I have judged a competition. I have had a contract for a book. I have experienced generosity from friends, acquaintances and complete strangers, including, for the first time, emails and letters of approval from poets about whose poems I have written. Most of all I have delighted in the connections I have made through this blog in still unexpected ways, for example, the recommendation of Naomi Shihab Nye’s poetry. Reader, you know who you are! Thank you.

The year has ended well, with sparkling débuts by Isabel Galleymore, Ben Smith and Josephine Corcoran, three poets you are going to hear a great deal more about.

I have made friends, and reconnected with some very old ones. It has been the best of times.

But when I think of what poetry did to me in 2014, I go back to that morning at the campsite reading Ilhan Berk, the sky a cloudless blue and somewhere in it a skylark, briefly muffling the sea.


  1. Many thanks, Anthony. I’ve never met Peter Sansom, but I enjoyed reading him and translating some of his poems into Spanish.
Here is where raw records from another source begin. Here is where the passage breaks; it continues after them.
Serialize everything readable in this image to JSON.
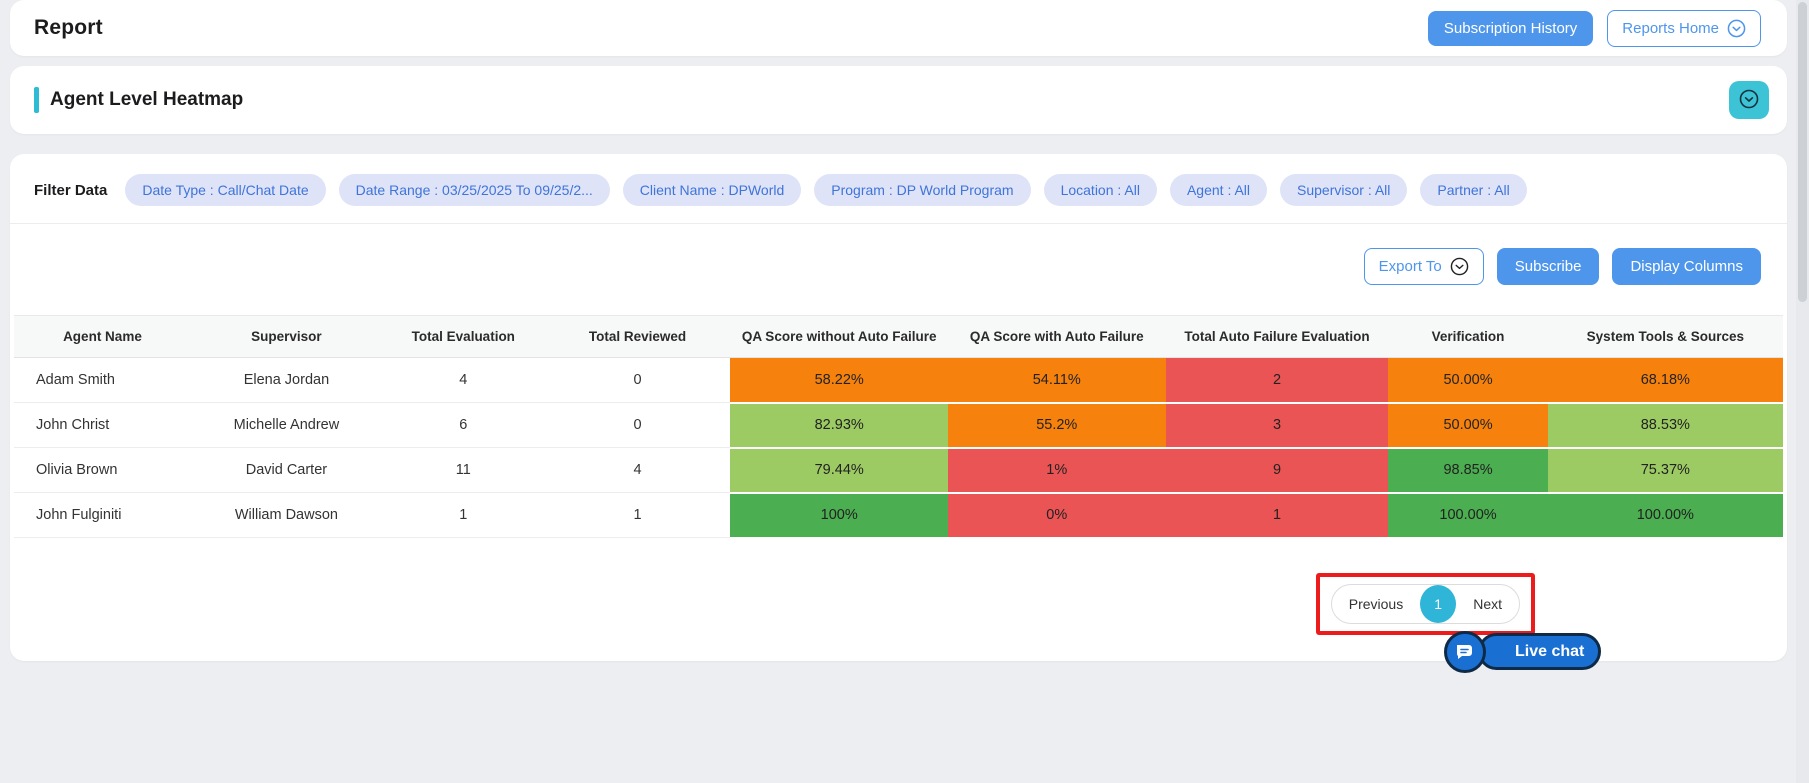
{
  "header": {
    "title": "Report",
    "subscription_history_label": "Subscription History",
    "reports_home_label": "Reports Home"
  },
  "section": {
    "title": "Agent Level Heatmap"
  },
  "filters": {
    "label": "Filter Data",
    "chips": [
      "Date Type : Call/Chat Date",
      "Date Range : 03/25/2025 To 09/25/2...",
      "Client Name : DPWorld",
      "Program : DP World Program",
      "Location : All",
      "Agent : All",
      "Supervisor : All",
      "Partner : All"
    ]
  },
  "toolbar": {
    "export_label": "Export To",
    "subscribe_label": "Subscribe",
    "display_columns_label": "Display Columns"
  },
  "colors": {
    "orange": "#f6820d",
    "red": "#ea5455",
    "lightGreen": "#9ccb63",
    "green": "#4bae50",
    "accent_teal": "#2cbcd3",
    "button_blue": "#4e96eb",
    "chip_bg": "#dee3f8",
    "chip_text": "#3f74d9",
    "pager_active": "#2fb5d8",
    "annotation_red": "#ec1c1c",
    "live_chat_blue": "#1a70d2"
  },
  "table": {
    "columns": [
      "Agent Name",
      "Supervisor",
      "Total Evaluation",
      "Total Reviewed",
      "QA Score without Auto Failure",
      "QA Score with Auto Failure",
      "Total Auto Failure Evaluation",
      "Verification",
      "System Tools & Sources"
    ],
    "rows": [
      {
        "agent": "Adam Smith",
        "supervisor": "Elena Jordan",
        "total_evaluation": "4",
        "total_reviewed": "0",
        "heat": [
          {
            "value": "58.22%",
            "tone": "orange"
          },
          {
            "value": "54.11%",
            "tone": "orange"
          },
          {
            "value": "2",
            "tone": "red"
          },
          {
            "value": "50.00%",
            "tone": "orange"
          },
          {
            "value": "68.18%",
            "tone": "orange"
          }
        ]
      },
      {
        "agent": "John Christ",
        "supervisor": "Michelle Andrew",
        "total_evaluation": "6",
        "total_reviewed": "0",
        "heat": [
          {
            "value": "82.93%",
            "tone": "lightGreen"
          },
          {
            "value": "55.2%",
            "tone": "orange"
          },
          {
            "value": "3",
            "tone": "red"
          },
          {
            "value": "50.00%",
            "tone": "orange"
          },
          {
            "value": "88.53%",
            "tone": "lightGreen"
          }
        ]
      },
      {
        "agent": "Olivia Brown",
        "supervisor": "David Carter",
        "total_evaluation": "11",
        "total_reviewed": "4",
        "heat": [
          {
            "value": "79.44%",
            "tone": "lightGreen"
          },
          {
            "value": "1%",
            "tone": "red"
          },
          {
            "value": "9",
            "tone": "red"
          },
          {
            "value": "98.85%",
            "tone": "green"
          },
          {
            "value": "75.37%",
            "tone": "lightGreen"
          }
        ]
      },
      {
        "agent": "John Fulginiti",
        "supervisor": "William Dawson",
        "total_evaluation": "1",
        "total_reviewed": "1",
        "heat": [
          {
            "value": "100%",
            "tone": "green"
          },
          {
            "value": "0%",
            "tone": "red"
          },
          {
            "value": "1",
            "tone": "red"
          },
          {
            "value": "100.00%",
            "tone": "green"
          },
          {
            "value": "100.00%",
            "tone": "green"
          }
        ]
      }
    ]
  },
  "pagination": {
    "previous_label": "Previous",
    "current_page": "1",
    "next_label": "Next"
  },
  "live_chat": {
    "label": "Live chat"
  }
}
One of them, “Today We Are Shooting Poets” became very popular

    Liked by 1 person

    1. Dear Pedro
      Many thanks for your kind comment.
      I am so pleased you liked Today We Are Shooting Poets.
      I imagine it translates brilliantly into Spanish.
      I very much enjoyed Peatlands last year.
      So much so that I would like to ask your permission to use your poem Schoolchildren on Via Augusta (in Anna Crowe’s translation) as part of my Lifesaving Poems blog.
      Please let me know if this is acceptable to you.